A thorough overhaul at the Westfield Century City Mall is nearly complete, and the revamped shopping center will be officially unveiled at a grand opening event October 3.
The mall’s $1-billion makeover has added more than 400,000 square feet of space to the complex’s footprint, and the Los Angeles Times reports that 90 percent of the stores are new.
Among the most noticeable additions will be an outdoor event space called the Atrium that seats 1,000 and will be used for concerts and live performances (Joe Jonas and his band, DNCE, will be performing at the grand opening).
There will also be a few more places to rest up after a big purchase. The mall’s new design includes custom-designed furniture by designer Kelly Wearstler.
Meant to make the mall more attractive to deep pocketed shoppers, the reboot includes high-end features like personalized reserved parking stalls and private VIP lounges. Celebrities looking to do a little shopping without drawing a crowd will also be able to access stores via a private elevator and even make appointments with retailers after the mall closes.
“The mall design is meant to be a sanctuary,” Westfield executive Peter Lowy tells the Times.
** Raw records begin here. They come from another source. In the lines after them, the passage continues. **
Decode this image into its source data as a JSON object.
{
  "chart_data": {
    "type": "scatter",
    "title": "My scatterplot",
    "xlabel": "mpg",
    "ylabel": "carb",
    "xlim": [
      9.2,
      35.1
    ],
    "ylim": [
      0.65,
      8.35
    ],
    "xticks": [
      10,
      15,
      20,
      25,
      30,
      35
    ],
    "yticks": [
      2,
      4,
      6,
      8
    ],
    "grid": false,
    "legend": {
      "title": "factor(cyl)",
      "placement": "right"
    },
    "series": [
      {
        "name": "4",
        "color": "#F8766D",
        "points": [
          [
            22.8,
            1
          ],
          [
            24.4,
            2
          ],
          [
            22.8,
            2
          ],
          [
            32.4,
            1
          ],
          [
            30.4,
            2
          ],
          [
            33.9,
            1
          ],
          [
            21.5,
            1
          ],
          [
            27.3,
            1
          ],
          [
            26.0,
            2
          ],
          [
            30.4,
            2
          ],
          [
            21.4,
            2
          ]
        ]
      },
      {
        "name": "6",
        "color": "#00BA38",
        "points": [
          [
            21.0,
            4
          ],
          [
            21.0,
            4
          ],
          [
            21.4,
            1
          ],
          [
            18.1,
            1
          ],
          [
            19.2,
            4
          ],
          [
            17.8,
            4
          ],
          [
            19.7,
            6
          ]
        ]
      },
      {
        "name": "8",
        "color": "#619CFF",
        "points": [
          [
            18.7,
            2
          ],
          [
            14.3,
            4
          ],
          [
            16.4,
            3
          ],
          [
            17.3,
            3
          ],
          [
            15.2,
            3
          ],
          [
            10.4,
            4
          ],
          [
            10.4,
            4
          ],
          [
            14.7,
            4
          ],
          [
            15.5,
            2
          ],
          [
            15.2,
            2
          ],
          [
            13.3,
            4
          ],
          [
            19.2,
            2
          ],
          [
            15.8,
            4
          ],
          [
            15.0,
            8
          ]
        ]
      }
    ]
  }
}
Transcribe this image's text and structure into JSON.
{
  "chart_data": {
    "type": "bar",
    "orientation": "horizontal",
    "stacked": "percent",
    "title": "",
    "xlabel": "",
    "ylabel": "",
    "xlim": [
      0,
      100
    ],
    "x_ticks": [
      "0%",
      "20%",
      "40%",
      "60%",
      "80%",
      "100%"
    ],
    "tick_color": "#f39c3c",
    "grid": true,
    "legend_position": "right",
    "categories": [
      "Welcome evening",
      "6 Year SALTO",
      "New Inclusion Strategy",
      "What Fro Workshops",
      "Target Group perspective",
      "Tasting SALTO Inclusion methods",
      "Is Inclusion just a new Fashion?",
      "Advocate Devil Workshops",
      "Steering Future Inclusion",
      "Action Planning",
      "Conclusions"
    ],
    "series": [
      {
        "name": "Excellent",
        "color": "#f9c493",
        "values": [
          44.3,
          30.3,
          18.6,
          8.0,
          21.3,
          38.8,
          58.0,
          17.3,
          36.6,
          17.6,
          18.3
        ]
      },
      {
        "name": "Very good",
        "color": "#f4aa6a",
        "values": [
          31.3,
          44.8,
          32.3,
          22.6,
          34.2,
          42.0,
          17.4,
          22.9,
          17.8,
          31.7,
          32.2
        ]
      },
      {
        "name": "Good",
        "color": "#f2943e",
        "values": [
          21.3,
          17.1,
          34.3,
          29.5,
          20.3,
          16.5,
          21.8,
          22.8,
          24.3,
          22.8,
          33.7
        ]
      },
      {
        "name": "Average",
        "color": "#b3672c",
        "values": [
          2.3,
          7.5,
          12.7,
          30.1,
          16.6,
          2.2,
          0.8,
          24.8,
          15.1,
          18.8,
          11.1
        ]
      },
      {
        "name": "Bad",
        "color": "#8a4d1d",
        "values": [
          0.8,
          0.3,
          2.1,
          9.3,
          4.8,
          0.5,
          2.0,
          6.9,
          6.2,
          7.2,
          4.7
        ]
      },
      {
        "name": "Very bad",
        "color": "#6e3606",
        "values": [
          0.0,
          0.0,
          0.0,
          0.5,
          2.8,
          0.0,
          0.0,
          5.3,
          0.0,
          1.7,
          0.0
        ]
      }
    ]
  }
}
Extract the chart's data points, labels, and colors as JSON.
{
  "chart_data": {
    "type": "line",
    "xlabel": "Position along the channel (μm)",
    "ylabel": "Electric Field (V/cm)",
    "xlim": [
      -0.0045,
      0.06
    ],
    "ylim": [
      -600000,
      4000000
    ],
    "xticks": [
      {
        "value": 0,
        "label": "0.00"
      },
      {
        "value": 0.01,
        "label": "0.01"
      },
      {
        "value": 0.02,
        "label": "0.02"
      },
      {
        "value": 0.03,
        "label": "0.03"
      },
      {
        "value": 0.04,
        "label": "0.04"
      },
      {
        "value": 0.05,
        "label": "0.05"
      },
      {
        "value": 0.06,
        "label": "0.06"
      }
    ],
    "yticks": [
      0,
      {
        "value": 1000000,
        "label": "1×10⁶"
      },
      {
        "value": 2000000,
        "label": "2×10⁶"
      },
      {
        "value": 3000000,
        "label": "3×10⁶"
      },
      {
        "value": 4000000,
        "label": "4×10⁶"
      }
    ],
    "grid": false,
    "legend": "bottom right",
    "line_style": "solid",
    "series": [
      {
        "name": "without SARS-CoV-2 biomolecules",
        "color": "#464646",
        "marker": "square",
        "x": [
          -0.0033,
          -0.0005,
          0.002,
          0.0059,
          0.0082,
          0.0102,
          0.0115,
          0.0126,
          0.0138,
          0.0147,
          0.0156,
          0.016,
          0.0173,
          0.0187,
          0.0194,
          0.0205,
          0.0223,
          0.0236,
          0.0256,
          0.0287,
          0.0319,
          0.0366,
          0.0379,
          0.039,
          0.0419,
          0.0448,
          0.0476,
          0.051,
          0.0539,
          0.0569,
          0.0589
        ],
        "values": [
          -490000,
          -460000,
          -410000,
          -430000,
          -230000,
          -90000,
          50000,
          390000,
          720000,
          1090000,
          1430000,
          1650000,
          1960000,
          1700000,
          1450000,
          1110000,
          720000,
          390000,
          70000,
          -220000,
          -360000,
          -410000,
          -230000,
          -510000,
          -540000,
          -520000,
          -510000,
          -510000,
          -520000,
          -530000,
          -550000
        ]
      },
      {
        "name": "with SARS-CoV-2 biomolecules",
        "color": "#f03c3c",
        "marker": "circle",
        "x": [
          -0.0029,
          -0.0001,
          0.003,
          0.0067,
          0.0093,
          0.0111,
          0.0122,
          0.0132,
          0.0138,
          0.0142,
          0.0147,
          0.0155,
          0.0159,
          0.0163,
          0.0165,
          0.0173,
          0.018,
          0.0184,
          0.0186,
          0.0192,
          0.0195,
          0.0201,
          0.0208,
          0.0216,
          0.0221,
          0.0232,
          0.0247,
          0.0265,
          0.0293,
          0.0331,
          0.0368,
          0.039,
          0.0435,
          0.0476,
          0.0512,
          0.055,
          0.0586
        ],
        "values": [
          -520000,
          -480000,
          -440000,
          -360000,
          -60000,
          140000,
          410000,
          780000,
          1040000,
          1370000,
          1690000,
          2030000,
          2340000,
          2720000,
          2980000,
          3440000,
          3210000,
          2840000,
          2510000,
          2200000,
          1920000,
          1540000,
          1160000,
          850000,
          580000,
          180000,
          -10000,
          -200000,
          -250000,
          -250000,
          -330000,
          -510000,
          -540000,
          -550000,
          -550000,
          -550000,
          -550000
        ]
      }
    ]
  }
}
Westfield also aims to make the shopping center more appealing to less recognizable Hollywood professionals. Last month, the developer announced that the Century City mall would become a “home base” for costume designers and stylists working in the entertainment industry.
To make that happen, Westfield signed on as a sponsor of the Costume Designers Guild Awards and plans to offer “personalized shopping services” and private fitting rooms to stylists and designers.
To the non-VIP clientele, the most exciting additions to the mall may be yet to come. Popular Italian food emporium Eataly will open its first Los Angeles location later this year. Early next year, a virtual reality entertainment center called Dreamscape Immersive will come online. The concept is partially financed by AMC Entertainment, which operates the mall’s movie theater.
The shopping center’s redevelopment has been in the works for over a decade, and once involved plans for a 39-story residential tower next door. In 2014, Lowy tells the Times, Westfield set those plans aside to focus on expanding retail opportunities.